July 18, 2011

 

China's hog rally likely to lose steam by September

 
 

The 16-month long rally in Chinese pork prices could start losing steam by around September as farmers bring a fresh batch of pigs to the market, China's top animal feed producer New Hope Group said Friday (Jul 15).

 

But increased supply will probably only brake the pork price, as farmers have been cautious in replenishing pig stocks due to fear of disease and concerns that high prices have already cut Chinese appetite for the meat.

 

"Supplies should improve slowly from August and recover by September, but it is still hard to say if the supply picture will change dramatically by that time," said Wang Hang, vice president of New Hope.

 

China's pork prices have been galloping higher since March 2010. They hit a record high of RMB23.61 (US$3.65)/kg in mid-June, up 57% from a year ago.

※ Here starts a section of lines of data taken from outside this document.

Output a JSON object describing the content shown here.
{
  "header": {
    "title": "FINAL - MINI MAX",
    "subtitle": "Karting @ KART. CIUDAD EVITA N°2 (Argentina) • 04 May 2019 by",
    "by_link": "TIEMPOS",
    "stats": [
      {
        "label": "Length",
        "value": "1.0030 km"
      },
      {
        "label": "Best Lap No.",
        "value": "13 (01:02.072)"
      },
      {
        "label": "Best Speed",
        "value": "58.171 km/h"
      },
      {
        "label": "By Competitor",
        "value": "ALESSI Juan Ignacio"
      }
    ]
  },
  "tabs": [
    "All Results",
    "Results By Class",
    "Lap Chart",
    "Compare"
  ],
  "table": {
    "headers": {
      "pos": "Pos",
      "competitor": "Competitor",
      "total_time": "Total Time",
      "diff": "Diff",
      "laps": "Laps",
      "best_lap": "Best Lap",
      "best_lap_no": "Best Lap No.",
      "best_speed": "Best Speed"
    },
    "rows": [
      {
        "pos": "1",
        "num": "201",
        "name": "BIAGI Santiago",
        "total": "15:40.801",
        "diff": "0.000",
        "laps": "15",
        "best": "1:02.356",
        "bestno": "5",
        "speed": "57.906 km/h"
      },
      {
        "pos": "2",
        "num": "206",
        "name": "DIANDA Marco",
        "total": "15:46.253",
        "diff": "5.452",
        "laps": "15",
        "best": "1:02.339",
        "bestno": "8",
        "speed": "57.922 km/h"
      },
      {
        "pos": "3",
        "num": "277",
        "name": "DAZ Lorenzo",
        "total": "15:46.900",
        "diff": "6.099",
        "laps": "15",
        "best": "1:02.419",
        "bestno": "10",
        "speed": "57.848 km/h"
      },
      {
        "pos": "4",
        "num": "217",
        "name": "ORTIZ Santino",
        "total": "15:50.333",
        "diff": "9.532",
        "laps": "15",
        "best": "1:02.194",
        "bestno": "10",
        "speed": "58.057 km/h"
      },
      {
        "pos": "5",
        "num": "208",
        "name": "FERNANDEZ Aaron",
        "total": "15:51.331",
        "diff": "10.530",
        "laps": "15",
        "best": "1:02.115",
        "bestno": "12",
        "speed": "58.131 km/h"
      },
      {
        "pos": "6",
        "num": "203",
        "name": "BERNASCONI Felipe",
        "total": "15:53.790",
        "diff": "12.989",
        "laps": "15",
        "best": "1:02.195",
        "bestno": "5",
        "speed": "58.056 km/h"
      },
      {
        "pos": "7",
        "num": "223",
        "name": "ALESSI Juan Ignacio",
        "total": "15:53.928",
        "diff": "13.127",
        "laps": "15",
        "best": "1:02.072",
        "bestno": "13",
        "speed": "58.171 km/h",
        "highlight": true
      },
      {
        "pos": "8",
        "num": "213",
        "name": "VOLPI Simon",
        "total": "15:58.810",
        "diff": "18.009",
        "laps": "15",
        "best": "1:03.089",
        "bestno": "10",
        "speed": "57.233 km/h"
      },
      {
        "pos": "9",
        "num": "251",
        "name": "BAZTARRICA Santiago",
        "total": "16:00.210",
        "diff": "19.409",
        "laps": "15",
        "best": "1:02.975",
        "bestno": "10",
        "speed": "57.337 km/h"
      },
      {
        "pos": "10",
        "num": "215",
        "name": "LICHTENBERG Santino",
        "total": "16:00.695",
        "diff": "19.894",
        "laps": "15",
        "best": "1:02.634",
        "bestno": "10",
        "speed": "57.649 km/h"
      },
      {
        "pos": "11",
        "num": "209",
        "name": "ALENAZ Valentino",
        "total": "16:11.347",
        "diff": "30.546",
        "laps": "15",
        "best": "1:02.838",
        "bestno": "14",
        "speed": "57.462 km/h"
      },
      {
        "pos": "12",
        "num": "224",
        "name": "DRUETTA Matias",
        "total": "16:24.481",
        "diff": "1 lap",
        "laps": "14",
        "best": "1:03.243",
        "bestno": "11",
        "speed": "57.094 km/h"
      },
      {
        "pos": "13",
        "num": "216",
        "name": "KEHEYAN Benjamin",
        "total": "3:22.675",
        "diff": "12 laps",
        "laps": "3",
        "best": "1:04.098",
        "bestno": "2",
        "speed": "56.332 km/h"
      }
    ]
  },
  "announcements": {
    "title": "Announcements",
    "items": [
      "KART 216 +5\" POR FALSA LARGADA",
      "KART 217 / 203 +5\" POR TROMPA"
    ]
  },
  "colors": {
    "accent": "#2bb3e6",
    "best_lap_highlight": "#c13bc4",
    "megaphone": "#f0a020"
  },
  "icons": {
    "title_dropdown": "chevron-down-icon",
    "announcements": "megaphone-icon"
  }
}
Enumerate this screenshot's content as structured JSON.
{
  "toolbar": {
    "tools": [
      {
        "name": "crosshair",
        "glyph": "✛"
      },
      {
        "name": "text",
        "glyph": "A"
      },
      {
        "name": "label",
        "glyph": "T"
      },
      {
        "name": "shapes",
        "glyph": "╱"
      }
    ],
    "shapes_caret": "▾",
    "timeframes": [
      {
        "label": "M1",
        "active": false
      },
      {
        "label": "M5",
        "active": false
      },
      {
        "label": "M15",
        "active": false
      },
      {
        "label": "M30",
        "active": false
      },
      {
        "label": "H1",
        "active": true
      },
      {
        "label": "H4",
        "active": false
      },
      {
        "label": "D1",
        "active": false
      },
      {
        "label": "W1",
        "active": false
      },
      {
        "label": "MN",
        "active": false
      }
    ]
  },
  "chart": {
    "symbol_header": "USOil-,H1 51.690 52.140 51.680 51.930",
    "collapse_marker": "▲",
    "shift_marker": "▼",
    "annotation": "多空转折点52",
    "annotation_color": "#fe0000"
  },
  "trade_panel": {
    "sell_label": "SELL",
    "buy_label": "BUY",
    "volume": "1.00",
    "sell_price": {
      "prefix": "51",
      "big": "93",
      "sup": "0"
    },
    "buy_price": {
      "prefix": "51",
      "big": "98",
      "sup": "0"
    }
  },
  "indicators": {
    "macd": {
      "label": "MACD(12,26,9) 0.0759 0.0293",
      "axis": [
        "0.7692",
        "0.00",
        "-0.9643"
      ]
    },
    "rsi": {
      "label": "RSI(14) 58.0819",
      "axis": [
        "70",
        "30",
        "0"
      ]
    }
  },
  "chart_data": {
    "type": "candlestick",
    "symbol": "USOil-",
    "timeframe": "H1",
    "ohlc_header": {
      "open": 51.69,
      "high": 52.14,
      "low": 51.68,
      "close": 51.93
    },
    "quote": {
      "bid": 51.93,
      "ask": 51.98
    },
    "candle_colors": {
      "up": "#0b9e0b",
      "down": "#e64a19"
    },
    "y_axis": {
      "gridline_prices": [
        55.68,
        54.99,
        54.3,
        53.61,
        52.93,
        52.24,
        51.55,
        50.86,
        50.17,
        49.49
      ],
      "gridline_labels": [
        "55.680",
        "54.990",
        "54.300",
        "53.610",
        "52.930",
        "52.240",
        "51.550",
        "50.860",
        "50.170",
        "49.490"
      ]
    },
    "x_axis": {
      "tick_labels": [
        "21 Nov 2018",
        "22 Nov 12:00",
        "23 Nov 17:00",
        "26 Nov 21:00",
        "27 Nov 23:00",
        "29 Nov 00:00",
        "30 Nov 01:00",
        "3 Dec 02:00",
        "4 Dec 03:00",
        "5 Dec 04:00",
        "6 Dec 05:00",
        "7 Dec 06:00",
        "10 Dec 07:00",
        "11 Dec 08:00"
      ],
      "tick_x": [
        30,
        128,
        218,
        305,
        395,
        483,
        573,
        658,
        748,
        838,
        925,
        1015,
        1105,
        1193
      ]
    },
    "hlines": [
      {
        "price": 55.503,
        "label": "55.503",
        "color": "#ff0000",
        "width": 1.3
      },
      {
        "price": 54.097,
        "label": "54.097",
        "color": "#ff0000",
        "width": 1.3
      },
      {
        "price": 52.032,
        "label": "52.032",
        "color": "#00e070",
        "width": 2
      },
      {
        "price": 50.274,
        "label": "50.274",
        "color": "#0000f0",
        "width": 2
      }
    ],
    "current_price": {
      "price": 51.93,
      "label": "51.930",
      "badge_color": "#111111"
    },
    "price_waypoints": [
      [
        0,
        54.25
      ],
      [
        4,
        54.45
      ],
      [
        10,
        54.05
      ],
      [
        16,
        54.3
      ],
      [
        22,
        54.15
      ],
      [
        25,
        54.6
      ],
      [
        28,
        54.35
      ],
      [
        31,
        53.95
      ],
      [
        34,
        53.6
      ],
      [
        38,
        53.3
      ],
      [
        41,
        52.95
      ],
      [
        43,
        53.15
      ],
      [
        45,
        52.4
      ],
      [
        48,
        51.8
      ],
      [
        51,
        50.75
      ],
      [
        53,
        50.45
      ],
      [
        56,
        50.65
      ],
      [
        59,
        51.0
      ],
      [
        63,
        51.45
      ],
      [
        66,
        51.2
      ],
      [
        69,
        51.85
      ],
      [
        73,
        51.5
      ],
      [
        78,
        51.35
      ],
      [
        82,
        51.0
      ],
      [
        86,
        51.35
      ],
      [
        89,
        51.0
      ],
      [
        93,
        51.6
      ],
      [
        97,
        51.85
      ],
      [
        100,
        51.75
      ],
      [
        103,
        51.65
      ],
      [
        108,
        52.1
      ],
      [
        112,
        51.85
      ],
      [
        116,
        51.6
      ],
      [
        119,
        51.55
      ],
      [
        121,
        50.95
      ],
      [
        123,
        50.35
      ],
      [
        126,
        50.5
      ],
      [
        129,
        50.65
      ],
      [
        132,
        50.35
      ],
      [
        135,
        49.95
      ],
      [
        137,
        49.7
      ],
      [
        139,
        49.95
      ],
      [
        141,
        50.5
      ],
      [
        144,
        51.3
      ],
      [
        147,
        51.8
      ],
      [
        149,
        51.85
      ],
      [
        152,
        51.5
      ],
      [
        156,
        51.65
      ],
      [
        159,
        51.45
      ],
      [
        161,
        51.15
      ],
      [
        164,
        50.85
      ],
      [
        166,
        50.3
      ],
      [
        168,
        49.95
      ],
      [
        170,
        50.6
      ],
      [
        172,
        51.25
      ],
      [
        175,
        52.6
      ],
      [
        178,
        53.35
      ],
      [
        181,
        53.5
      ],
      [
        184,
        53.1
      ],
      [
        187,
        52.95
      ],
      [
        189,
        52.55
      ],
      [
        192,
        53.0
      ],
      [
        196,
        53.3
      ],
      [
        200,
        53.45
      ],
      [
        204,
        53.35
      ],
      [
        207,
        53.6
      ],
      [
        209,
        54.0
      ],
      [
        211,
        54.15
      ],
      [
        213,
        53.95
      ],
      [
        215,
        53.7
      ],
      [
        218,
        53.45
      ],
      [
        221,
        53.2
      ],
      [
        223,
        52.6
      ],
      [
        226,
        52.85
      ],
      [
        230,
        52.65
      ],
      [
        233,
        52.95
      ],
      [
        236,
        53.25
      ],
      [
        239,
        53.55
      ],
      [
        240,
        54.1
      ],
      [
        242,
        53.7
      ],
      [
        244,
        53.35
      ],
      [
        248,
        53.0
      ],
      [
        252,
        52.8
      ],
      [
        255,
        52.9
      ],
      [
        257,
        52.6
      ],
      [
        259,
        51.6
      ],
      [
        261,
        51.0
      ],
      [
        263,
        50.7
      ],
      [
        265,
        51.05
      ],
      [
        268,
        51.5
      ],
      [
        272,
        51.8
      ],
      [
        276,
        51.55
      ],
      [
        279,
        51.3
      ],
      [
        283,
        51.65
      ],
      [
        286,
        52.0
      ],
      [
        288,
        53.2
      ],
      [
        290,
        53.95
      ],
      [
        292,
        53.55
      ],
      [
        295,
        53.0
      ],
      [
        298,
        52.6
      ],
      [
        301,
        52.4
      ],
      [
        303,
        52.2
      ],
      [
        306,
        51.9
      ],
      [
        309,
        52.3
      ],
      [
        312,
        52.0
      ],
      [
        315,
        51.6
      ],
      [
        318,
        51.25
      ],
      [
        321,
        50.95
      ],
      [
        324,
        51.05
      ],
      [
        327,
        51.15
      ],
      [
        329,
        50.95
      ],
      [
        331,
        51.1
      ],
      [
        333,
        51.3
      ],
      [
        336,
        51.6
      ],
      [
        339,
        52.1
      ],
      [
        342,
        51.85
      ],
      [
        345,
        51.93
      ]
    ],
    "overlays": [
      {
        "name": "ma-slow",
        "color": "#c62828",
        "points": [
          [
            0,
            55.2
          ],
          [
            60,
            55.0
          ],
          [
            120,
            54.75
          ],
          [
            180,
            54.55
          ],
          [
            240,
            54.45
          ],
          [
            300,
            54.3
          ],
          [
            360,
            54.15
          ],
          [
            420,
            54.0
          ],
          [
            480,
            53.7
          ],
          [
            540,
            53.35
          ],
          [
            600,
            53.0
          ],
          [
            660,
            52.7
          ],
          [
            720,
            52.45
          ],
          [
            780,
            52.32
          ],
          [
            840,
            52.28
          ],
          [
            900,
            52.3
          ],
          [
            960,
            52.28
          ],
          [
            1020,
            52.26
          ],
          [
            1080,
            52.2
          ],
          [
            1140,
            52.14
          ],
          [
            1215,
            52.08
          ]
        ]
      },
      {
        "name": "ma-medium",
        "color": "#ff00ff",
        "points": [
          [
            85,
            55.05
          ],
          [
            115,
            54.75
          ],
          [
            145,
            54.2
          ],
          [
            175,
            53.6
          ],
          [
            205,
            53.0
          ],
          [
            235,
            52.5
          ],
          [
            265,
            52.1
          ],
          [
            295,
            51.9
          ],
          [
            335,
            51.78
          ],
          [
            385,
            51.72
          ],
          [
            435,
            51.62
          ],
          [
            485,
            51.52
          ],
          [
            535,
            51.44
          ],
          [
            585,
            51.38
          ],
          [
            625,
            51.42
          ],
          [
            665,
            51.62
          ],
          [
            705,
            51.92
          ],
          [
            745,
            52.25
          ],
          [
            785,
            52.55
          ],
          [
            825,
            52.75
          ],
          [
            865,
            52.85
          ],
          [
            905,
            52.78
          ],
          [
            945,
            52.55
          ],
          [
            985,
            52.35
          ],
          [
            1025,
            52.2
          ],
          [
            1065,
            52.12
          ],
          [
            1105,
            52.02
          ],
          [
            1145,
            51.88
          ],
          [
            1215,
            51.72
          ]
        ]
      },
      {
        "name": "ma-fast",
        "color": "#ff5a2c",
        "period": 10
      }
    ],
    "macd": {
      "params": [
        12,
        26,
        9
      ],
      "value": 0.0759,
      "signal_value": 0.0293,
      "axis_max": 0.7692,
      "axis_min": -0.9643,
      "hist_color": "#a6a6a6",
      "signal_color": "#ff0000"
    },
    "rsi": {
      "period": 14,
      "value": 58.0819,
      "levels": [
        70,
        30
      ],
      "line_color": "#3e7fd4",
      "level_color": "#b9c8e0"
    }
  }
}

The relentless rise has boosted Chinese inflation, which hit a three-year high of in June.

 

High pork prices at home mean Chinese buyers continue to import from the US, where US hog futures have already soared on expectations that China would need to import more pork.

 

The USDA report on Wednesday said China has bought nearly 130.5 million lbs of US pork in the first five months of the year, up 20 times from a year ago.

 

Pork is the most popular meat in China, where an average citizen consumes some 37 kg per year.

 

Pork prices have been driven to record highs because of a fall in the number of pigs being bred following low prices last year. The rising price of corn at home has also forced out many small farmers.

 

Liu Yonghao, chairman of New Hope Group, said China should raise the import quota of corn processing firms, to help boost supplies and lower feed costs, which would in turn encourage farmers to rear more pigs.

 

"If China is already importing pork from the US, then why can't it import more corn?" Liu said, adding that high imports would benefit both feed mills and farmers.

 

New Hope said its feed mills have begun to replace expensive corn with wheat. Corn substitution has reached as much as 60%.

 

Industry participants estimate that China may buy more than five million tonnes of corn from the US this year as the government rebuilds its state reserves.

 

The rising costs of rearing and the high risks involved are combining to transform China's pig industry from individual household breeders to large-scale farms.

 

Backed by expectations that China's appetite for pork would grow as living standards improve, several enterprises, such as COFCO, have poured in billions of yuan to enter the pork farming business.

 

New Hope's Liu said large-scale breeding farms could make up 70-80% of the market within five to 10 years, compared with the current 60%.

 

"Such a shift has begun from the country's coastal areas to the central provinces, although the shift in western areas is still quite slow," Liu said, adding that the firm plans to set up a massive pig farm in Liaoning province, the country's major grain area.

 

Larger pig farms would in turn increase the country's demand for feed grains such as corn and soy. China is already the world's top importer of soy, a majority of which is crushed into soy meal, a key feed ingredient.